Der Weltklima-Vertrag: Wir schaffen den Kohleausstieg
Der weltweite Kohleausstieg ist mit dem Klimavertrag praktisch beschlossene Sache. Das ist nicht nur eine saubere Sache, daran lässt sich auch prächtig verdienen. Ein Kommentar
Das Wort Kohleausstieg ist in Deutschland vor einem Jahr allenfalls geflüstert worden. Als Perspektive für die Welt galt der Kohleausstieg vor wenigen Wochen noch als komplett verrückt. Doch am Samstagabend hat sich die ganze Welt einen Klimavertrag gegeben, der genau das erreichen will: In der zweiten Hälfte des Jahrhunderts soll der Abschied von Kohle, Öl und Gas geschafft sein. Das Zeitalter der erneuerbaren Energien hat begonnen – und zwar überall.
Beim Weltklimagipfel in Paris haben gleich zwei Staatengruppen um ihr politisches und im Wortsinne verstandenes Überleben gekämpft: vom Untergang bedrohte Länder und die Öl-Scheichtümer. Die kleinen Inselstaaten im Pazifik, im Indischen Ozean und der Karibik leiden bereits unter dem steigenden Meeresspiegel. Ihr Trinkwasser und der Boden versalzen; immer öfter setzt schon eine einfache Springflut eine ganze Insel unter Wasser. Sie wissen, dass sie nicht bleiben können, wenn die Welt nichts gegen den Klimawandel unternimmt.
Dass es moralisch verwerflich ist, die Existenz ganzer Staaten aufs Spiel zu setzen, um die Atmosphäre weiter als Müllkippe für Kohlendioxid nutzen zu können, ist zwar nichts Neues. Aber inzwischen sind die kleinen Staaten gut organisiert. So kamen ihre Argumente diesmal an – bei den USA, den Europäern und sogar bei China und Indien, die seit dem Abschluss des ersten Klimavertrags in Kyoto 1997 zum weltgrößten und drittgrößten Emittenten von Treibhausgasen herangewachsen sind.

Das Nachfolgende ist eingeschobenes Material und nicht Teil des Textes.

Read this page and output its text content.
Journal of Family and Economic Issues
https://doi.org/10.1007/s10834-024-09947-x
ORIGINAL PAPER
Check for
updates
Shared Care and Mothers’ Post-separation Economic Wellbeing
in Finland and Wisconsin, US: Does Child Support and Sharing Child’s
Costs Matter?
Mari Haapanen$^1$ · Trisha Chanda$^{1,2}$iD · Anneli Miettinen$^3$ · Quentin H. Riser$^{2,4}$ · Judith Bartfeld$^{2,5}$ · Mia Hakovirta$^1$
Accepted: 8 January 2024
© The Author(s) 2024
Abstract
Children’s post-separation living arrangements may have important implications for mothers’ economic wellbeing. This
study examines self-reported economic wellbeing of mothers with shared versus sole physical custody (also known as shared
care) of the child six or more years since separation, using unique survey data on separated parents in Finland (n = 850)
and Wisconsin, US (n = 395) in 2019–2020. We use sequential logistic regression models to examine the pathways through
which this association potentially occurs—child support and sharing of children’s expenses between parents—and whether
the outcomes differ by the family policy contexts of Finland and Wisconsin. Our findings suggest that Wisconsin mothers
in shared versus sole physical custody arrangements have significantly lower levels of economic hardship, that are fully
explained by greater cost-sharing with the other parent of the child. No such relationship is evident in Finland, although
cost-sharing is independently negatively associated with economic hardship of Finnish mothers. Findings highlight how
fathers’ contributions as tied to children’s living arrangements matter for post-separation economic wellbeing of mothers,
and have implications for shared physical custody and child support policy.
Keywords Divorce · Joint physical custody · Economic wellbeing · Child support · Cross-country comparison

Ein wichtiges Signal für die Investoren
Auf der anderen Seite kämpfte Saudi- Arabien um sein Überleben als Öl-Monarchie, in der die Oberschicht nicht arbeiten muss und gut von den Öleinnahmen lebt. Das ist die politische Lebensversicherung des Königshauses. Dass die Verhandler kein Mandat zur Selbstabschaffung hatten, kann niemanden überraschen. Dass sie sich allerdings mit dem Argument, die Armut im eigenen Land bekämpfen zu müssen, weigern wollten, in den Klimafonds für arme Staaten einzuzahlen, hat sie isoliert. Selbst in ihrer Gruppe 77 der Entwicklungsländer mochte ihnen da niemand mehr folgen.
Das Abkommen kann zwar die Welt nicht retten, aber es ist ein Vertrag mit Substanz. Der Umstieg auf erneuerbare Energien ist weltweit längst im Gang. Mit dem Pariser Abkommen bekommen die Investoren der Welt – auch die, die das bisher ignoriert haben – das entscheidende Signal: Ihr Geld wird sich nicht mehr vermehren, wenn sie es in Kohle, Öl oder Gas investieren.
Für Deutschland, und sogar für Polen, heißt das: Kohle ade. Damit die Beschäftigten in Kraftwerken und Bergbau nicht die Dummen sind, muss schnell ein Ausstiegsplan her, der auch ihnen Chancen eröffnet.
Der Umbau der Energiewirtschaft in den Industrieländern und der Aufbau einer neuen, sauberen Energieinfrastruktur in Entwicklungsländern bringt überall Jobs und Strom zu bezahlbaren Preisen auch für die, die wenig Geld haben. Das ist der wichtigste Grund, warum in Paris gelungen ist, was in Kopenhagen noch gescheitert war.
China und Indien erkennen langsam, dass sie sich auch sauber entwickeln können. Dass der Verzicht auf Kohle nicht heißt, dass sie arm bleiben müssen, sondern dass sie daran sogar prächtig verdienen können. Außerdem kann China so eines seiner größten Probleme lösen: Wenn die Bürger nicht unter dem Ruß der Kohlekraftwerke leiden, arbeiten sie mehr, sind seltener krank und sichern der Partei ihre Macht.